Şuana kadar teröre kurban verdiğimiz insanlar emin olun şuan yaşıyor olabilirlerdi. Boş yere ağlıyoruz boş yere üzülüyoruz iyi bir dünyaya inanıp kendi yaşam standartlarımızı yükseltme çabası içinde yitip gidiyoruz. Ben bir falcıyım konunun başında dediğim gibi. Fal bakmayı bir kitaptan öğrenmiş, internet üzerinden yorumlarla başlamış birisi değil. Doğduğum andan itibaren insanların inanıp inanmadığı paranormal olarak adlandırılan varlık ve olaylarla büyümüş biriyim. Bunların detaylarını umarım gün gelir de anlatırım fakat benim gibi insanlar olduğunu biliyorum. Bazıları ile karşılaştım karşılaşmaya da devam edicem fakat bir çoğunda anlayamadığım konu şu neden bunu bir hediye gibi kabul etmedikleri? Bazılarının hisleri o kadar kuvvetli ki kader çizgisinde yaşayacakları kötü bir olayın hissiyatını önceden hissedip engelleyebilecek güçteler ve bunu da yapıyorlar ama hep bir karamsarlık içerisinde kabullenmişlik değil.

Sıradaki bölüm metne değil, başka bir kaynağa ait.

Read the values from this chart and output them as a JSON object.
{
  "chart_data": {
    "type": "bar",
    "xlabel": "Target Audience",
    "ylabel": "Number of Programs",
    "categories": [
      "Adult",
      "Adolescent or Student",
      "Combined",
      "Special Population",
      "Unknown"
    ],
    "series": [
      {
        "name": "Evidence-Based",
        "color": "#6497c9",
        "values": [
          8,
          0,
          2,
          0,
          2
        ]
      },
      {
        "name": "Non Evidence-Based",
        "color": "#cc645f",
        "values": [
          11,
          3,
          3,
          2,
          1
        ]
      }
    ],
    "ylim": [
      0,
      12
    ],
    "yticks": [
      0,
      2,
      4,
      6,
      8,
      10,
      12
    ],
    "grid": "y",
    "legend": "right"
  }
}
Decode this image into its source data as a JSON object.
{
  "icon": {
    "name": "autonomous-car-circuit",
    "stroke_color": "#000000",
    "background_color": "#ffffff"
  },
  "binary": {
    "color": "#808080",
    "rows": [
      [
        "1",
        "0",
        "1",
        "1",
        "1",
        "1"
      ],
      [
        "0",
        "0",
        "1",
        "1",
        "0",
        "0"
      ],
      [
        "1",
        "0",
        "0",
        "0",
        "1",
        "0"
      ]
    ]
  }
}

Bazılarımız öyle güçlü ki yolda yürürken aniden bir arkadaşı ile iletişime geçip evlerinde kahve içelim dedikten sonra o evde 6 saatlik fal bakımı yapıp evden bir muska çıkartıp kimin ne zaman verdiğinin bilgilerini harfiyen doğru söylemesi gibi. Yada bir başka değişle o evde yıllardır kötü olan bir aile düzen ve yaşamışlığının iyiye yönetlmesi..

Size bir itirafta bulunmak istiyorum kendime neden falcı sıfatını taktığımın itirafı. Anlatılanlar hikayelerdeki gibi bir falcı değilim. X kişi falına bakmamı istedi ve falına baktım ortaya çok iyi bir fal çıkmayabiliyor bunun bilincindeyim. Fakat o kişide kötü bir uygulama kötü bir hissiyat varsa yüzde yüzlük bir başarı sergileyebilirim. Bu düzeni anlamak ve içinde olmak için fal bakımlarına başladım çünkü benim yazılı bir rehberim yok bu olayda. Sadece hislerim ve gerçekleşenler. Bu geliştirilmeli. Gördüğüm iyi ve kötü rüyaların geçekleşmesini izlemekle yetinmediğim için  yakın çevreme anlattım. Bazılarında her ne kadar önemsenmese de şunu biliyorum ki yaşayacakları kötü bir muhtemel tabloyu engellemiş bulundum. Ben ailemden kalanı taşıyorum ve benim gibi çok insan var. Bunda aile şartı aransa da aranmasa da her birimizin yetisi farklı.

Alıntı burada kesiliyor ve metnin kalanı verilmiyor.